A senior Tory backbencher has called for the Conservatives to change how it selects new leaders when the party is in government.
As chair of the backbench 1922 committee, Graham Brady is the one who receives letters of no confidence from other Tory MPs wishing to oust their leader.
He has been in the role throughout the last few years, as the party – and the country – has been led by Boris Johnson, Liz Truss and Rishi Sunak.
Brady told students at Durham University last Thursday that if a Conservative PM leave office, MPs should decide who takes their place.
At the moment, grassroots Conservative organisations can choose their successor.
That is how Truss first got into office, even though Sunak had more support from MPs.
In a recording leaked to The Telegraph this week, Brady said it was “crazy” Tory members could choose a prime minister.
He pointed back to former Tory leader Lord Hague’s reform to the selection process in 1997.
He changed the process so Tory MPs choose two potential contenders from among their ranks, and the members then select their preferred choice.

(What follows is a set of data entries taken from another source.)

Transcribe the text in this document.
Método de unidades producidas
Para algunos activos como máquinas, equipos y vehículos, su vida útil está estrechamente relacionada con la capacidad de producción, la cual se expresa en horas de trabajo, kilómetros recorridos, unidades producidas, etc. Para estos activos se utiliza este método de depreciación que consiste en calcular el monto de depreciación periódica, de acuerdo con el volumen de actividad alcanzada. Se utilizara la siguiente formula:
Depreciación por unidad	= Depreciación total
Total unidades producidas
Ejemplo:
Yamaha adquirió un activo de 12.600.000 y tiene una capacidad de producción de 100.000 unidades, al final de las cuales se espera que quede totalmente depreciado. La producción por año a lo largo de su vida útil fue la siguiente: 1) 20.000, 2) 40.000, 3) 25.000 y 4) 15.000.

Brady said: “I’m the first chairman of the ’22 committee to operate [this system] while we’ve been in government.
“And so my view is that that was a mistake to introduce that rule. I think it’s fine to have the party members voting on the leader when you’re in opposition.”
Shortly after Truss was appointed as PM over Sunak by the narrowest margin since the system was introduced, Lord Hague also said the members should no longer pick Tory leaders.
Brady said: “In a parliamentary system where you could only remain prime minister if you enjoyed the confidence of your party in parliament, it seems to me crazy that we now have different mechanisms in that the parliamentary party – that Conservative members of parliament can get rid of the leader by voting no confidence, but then the leader is supplied by the party members.”
He said he would prefer to remove the vote for the members when the party is in government.
However, Brady noted: “It’ll never happen because you’ll need the party members to vote by a super majority in a constitutional change in order to make that different. And they won’t.”
His comments comes more than a year after Truss dramatically resigned as PM, having spent a total of just 49 days in office.
Sunak was elected unopposed as the new Tory leader, meaning the vote did not go to the party members.
Local elections on Wednesday are expected to deliver a damning result for the Conservatives, and could see a wave of Tory rebels calling for Sunak to step down ahead of the general election later this year.
But Brady later told The Telegraph he was not advocating for a change in leadership with his comments.